Freud era um observador atento da política e isto é facilmente explicado. Judeu, de formação liberal, pertencia ao
grupo social talvez mais ameaçado pelas
forças conservadoras e autoritárias. Ele
acompanhava a ascensão da direita ao
poder na Áustria e no exterior. Assistia,
certamente com ansiedade, os movimentos de Karl Lueger e presenciava o desenrolar do caso Dreyfus na França. Não
escondia sua admiração por Émile Zola,
que defendera Dreyfus no célebre artigo
intitulado J’accuse. Zola desafiara não
apenas o poder político secular, representado pelo exército, mas também pelo
poder clerical, representado pela Igreja.
Tanto assim que, em 1907, convidado a
listar dez bons livros por um editor de
Viena incluiu o volume Fecondité, do escritor francês. Recorde-se que no romance, traduzido para o português como
Germinal, forte denúncia da exploração
capitalista de mineiros que trabalham nas
profundezas da terra, há uma cena onde
uma criança colhe pilssenit por recomendação materna. Já no romance La
terre, a crítica se faz ao conservadorismo francês cristalizado no mundo rural.
Neste, La terre, os filhos do velho
Fouan acabam por espancá-lo e matá-lo
por asfixia, sendo o seu corpo incendiado. Naquele, Germinal, o pai violento e
ditatorial aparece na pele do comerciante Maigrat, que não só explora os habitantes da localidade como abusa sexualmente das mulheres. Sua sorte é sintomática. Os mineiros revoltados acabam
também por matá-lo e castrá-lo. Passeiam pela mina ostentando o pênis ensangüentado do comerciante como um
troféu. Há, pois, identificação com Zola
e Dreyfus. São símbolos marcantes para
Freud. Ele cita explicitamente Émile Zola
em carta ao então amigo Fliess. Alude ao
fato de que Émile Zola “o faz ficar com
a respiração suspensa”. Assim, no sonho
do conde Thun é inequívoco o comparecimento da política em cores fortes,
mas esta não sai plenamente vitoriosa.
Ela é enquadrada e, de certa forma, neutralizada pela experiência infantil do comportamento humano. Mas está lá... onda
pulsante que flumeia nos rubros sulcos
do Acheronte e que adquire forma em
Aleto, mulher fálica aterradora. A política passa a ser associada a Aleto. A mulher é vista como dotada de poderes infernais, maquiavélicos. A expressão maquiavélico, em português, tem a conotação de
diabólico, tal como na língua inglesa old
Nick (o velho Nick, abreviação para Nicola Maquiavel) significará demônio, diabo.

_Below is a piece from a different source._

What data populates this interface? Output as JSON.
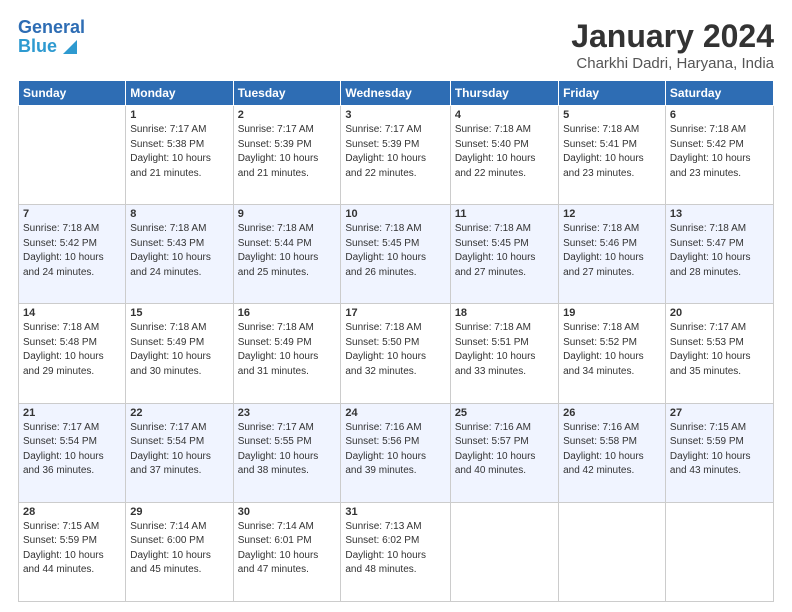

No outro sonho, que está a nos interessar, Freud o associa ao neologismo autodidasker, que deveria representar um
significado composto... Vinculava-se a
uma fantasia no sentido de que quando
Freud encontrasse o professor N. deveria dizer-lhe: “O paciente sobre cujo estado eu o consultei recentemente está de
fato sofrendo apenas de uma neurose,
justamente como o senhor suspeitava”.
Tratava-se aqui de uma reparação.
Freud nos dá conta de que o termo autodidasker relacionava autor com autodidata (autodidakt) e ainda com Lasker,
Pulsional Revista de Psicanálise, ano XV, n. 155, mar. 2002
62
Gisálio Cerqueira Filho
Eduard (1829/1844), nascido em
Jarotschin, próximo a Breslau, de origem
judaica e um dos fundadores do Partido
Nacional Liberal da Alemanha. Por esta
via o associava, também, com Lassalle,
Ferdinand (1825/1864), nascido em
Breslau, de origem judaica, fundador do
Movimento Social Democrático Alemão.
A primeira destas palavras levara à causa precipitadora do sonho. Assim Freud
(1901, p. 319-20) narra o sucedido:
... eu dera à minha esposa vários volumes
de autoria de um conhecido escritor (austríaco) que era amigo de meu irmão, e que,
conforme soube, era natural de meu próprio
torrão natal: J.J. David. Certa noite ela me
falara da profunda impressão que lhe causara a trágica história de um dos livros de
David, de como um homem de talento se
arruinou; e nossa conversa passara a girar
sobre um exame dos dotes intelectuais dos
quais víamos indícios em nossos próprios
filhos. Sob o impacto do que estivera a ler,
minha esposa externou preocupação pelas
crianças e eu a consolei com a observação
de que aqueles eram os próprios perigos
que podiam ser afastados por meio de uma
boa educação. Meus pensamentos continuaram a preocupar-me durante a noite;
meditei sobre aquilo que preocupava minha
mulher e formulei nisso muitas outras idéias.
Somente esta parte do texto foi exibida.